Alyssa, güvercin mavisi gözleri ve koyu kahverengi saçlarıyla muhteşemdi. Yuvarlak bir ağzı vardı, şişmiş pembe dudakları sürekli ısırdığını düşündürüyordu. Elleri önünde birleşmişti, narin elleri dikkatini çekti. Takımı ona ikinci bir deri gibi yapışmıştı, o lezzetli kıvrımları gösteriyordu. Adrian'ın neden sürekli ondan bahsettiği belliydi.
"Alyssa Rivers?" Eric'in sesi biraz pürüzlüydü ama yine de pürüzsüzdü. Yüzü ve duruşu güç ve güven yayıyordu.
Alyssa gürültülü bir şekilde yutkundu. "Evet, efendim."

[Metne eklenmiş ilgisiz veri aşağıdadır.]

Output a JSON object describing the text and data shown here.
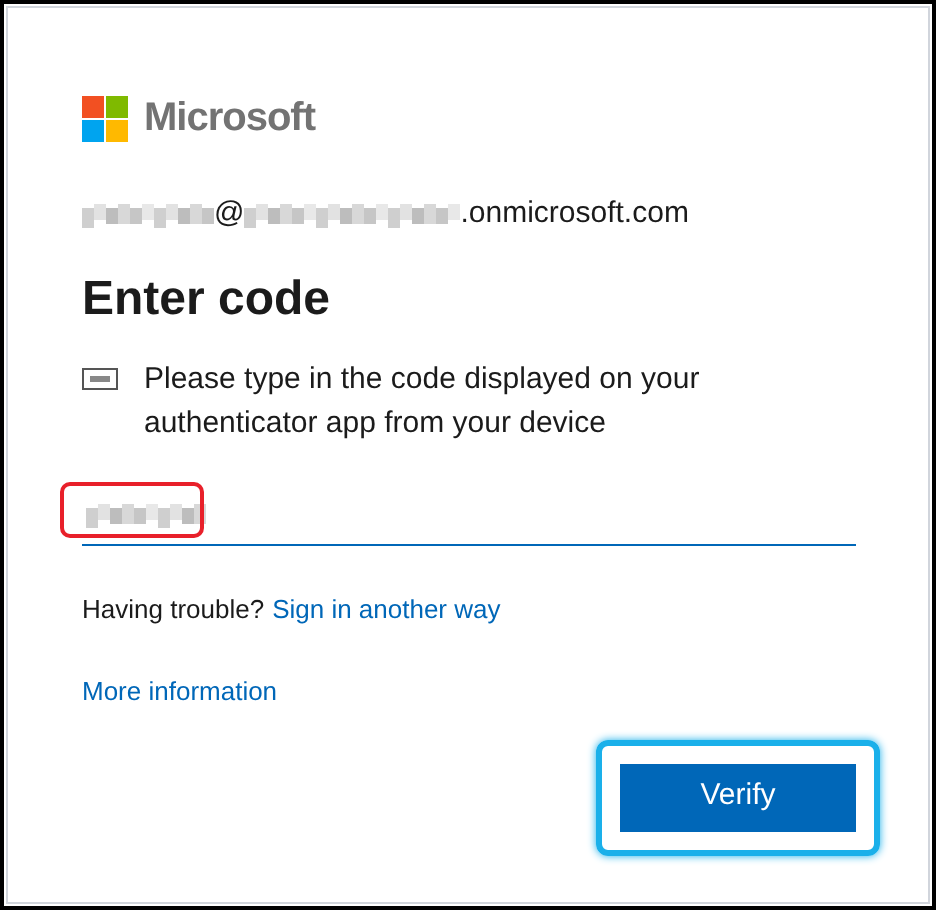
{
  "brand": {
    "name": "Microsoft"
  },
  "account": {
    "separator": "@",
    "domain_suffix": ".onmicrosoft.com"
  },
  "title": "Enter code",
  "instruction": "Please type in the code displayed on your authenticator app from your device",
  "code_field": {
    "value_redacted": true,
    "highlighted": true
  },
  "trouble": {
    "text": "Having trouble?",
    "link": "Sign in another way"
  },
  "more_info": "More information",
  "verify_button": {
    "label": "Verify",
    "highlighted": true
  }
}
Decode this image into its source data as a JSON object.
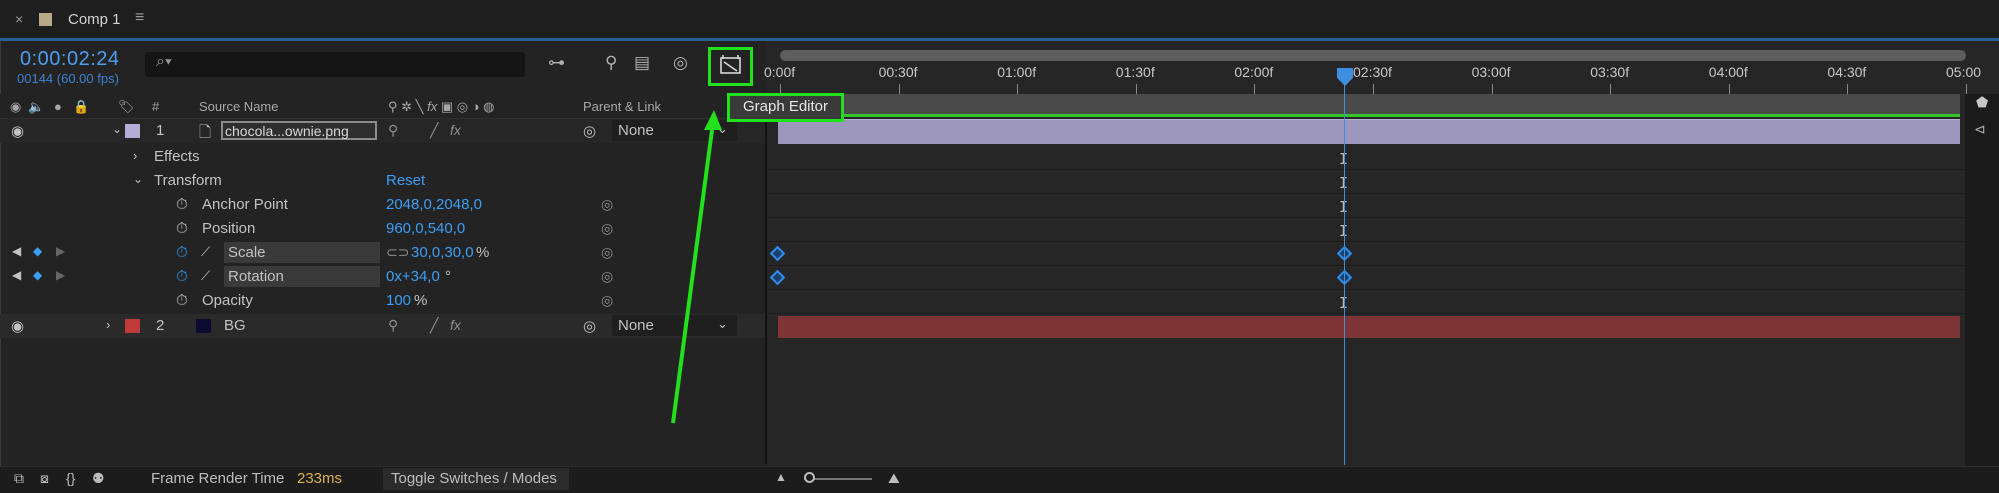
{
  "tab": {
    "close": "×",
    "title": "Comp 1",
    "menu": "≡"
  },
  "header": {
    "timecode": "0:00:02:24",
    "frames": "00144 (60.00 fps)",
    "search_placeholder": ""
  },
  "columns": {
    "source_name": "Source Name",
    "hash": "#",
    "parent_link": "Parent & Link",
    "fx_glyph": "fx"
  },
  "layers": [
    {
      "num": "1",
      "name": "chocola...ownie.png",
      "parent": "None",
      "label_color": "#b4aed6"
    },
    {
      "num": "2",
      "name": "BG",
      "parent": "None",
      "label_color": "#c03a3a"
    }
  ],
  "groups": {
    "effects": "Effects",
    "transform": "Transform",
    "reset": "Reset"
  },
  "properties": [
    {
      "name": "Anchor Point",
      "value": "2048,0,2048,0"
    },
    {
      "name": "Position",
      "value": "960,0,540,0"
    },
    {
      "name": "Scale",
      "value": "30,0,30,0",
      "unit": "%"
    },
    {
      "name": "Rotation",
      "value": "0x+34,0",
      "unit": "°"
    },
    {
      "name": "Opacity",
      "value": "100",
      "unit": "%"
    }
  ],
  "ruler": [
    "0:00f",
    "00:30f",
    "01:00f",
    "01:30f",
    "02:00f",
    "02:30f",
    "03:00f",
    "03:30f",
    "04:00f",
    "04:30f",
    "05:00"
  ],
  "tooltip": "Graph Editor",
  "footer": {
    "frame_render_label": "Frame Render Time",
    "frame_render_value": "233ms",
    "toggle": "Toggle Switches / Modes"
  },
  "colors": {
    "accent": "#3c9ef4",
    "highlight": "#22e01c",
    "layer1_bar": "#9e97bd",
    "layer2_bar": "#7e3535",
    "playhead": "#3f8ede"
  },
  "icons": [
    "close-icon",
    "menu-icon",
    "search-icon",
    "graph-editor-icon",
    "stopwatch-icon",
    "link-icon",
    "pickwhip-icon",
    "keyframe-icon",
    "eye-icon",
    "audio-icon",
    "lock-icon",
    "label-tag-icon",
    "zoom-mountain-icon"
  ]
}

Eric'in gülümsemesi genişledi, masanın etrafında dolaşarak önündeki zayıf küçük omega'yı inceledi. Alpha, kokunun keskinleşmesiyle avına yaklaşan bir yırtıcı gibi hissetti. Karın boşluğunda bir sıcaklık hissetti, ama yüzü ifadesiz kaldı. Onu her şeyi bırakıp koruma isteği uyandıran neydi? Bu his o kadar yabancıydı ki onu öfkelendirdi.
Masasına geri döndü ve bir çekmeceyi açarak büyük bir dosya yığını çıkardı.
"İş ortağım bana senden bahsetti. Bunları ayır ve düzenle," diye talimat verdi Eric. "Ayrıca içlerinde bulunan hataları da düzelt. Bu görevin akşama kadar bitmiş olmasını bekliyorum."
Alyssa neredeyse ağzı açık kaldı. Gözleri dosyalar ve Eric arasında gidip geldi.
Eric, onun yerinde kalırken yüzünün renginin solduğunu fark etti. "Ne oldu, Bayan Rivers? Bu yeterince zor değil mi?"
Alpha, onun kendi sözlerini ona geri verdi. Alyssa başını salladı ve gergin bir gülümseme zorladı.
"Bununla başa çıkabilirim, Bay Bellini," dişlerinin arasından söyledi.
Eric, onun gözlerine bu kadar cesurca bakmasına sinirlendi. Güzel. Eğer bir meydan okuma istiyorsa, ona bunu verebilirdi.
"İyi" Eric, belgelerin ağırlığıyla onu biraz geriye doğru sendeleterek kağıtları neredeyse kollarına itti.
"İşe koyul" Omega, ona pis bir bakış atarak başını salladı.
Alyssa dönüp yürümeye başladığında, Eric onu durdurdu. "Ah ve Bayan Rivers, kahve için teşekkürler. Umarım tam istediğim gibidir, yoksa sizi bir fincan daha için rahatsız etmek zorunda kalırım."
Alyssa, sahte bir gülümseme ile dışarı çıkarken, dişlerinin arasında bir şeyler mırıldandı.
Bu eğlenceli olacak. Eric gülümsedi.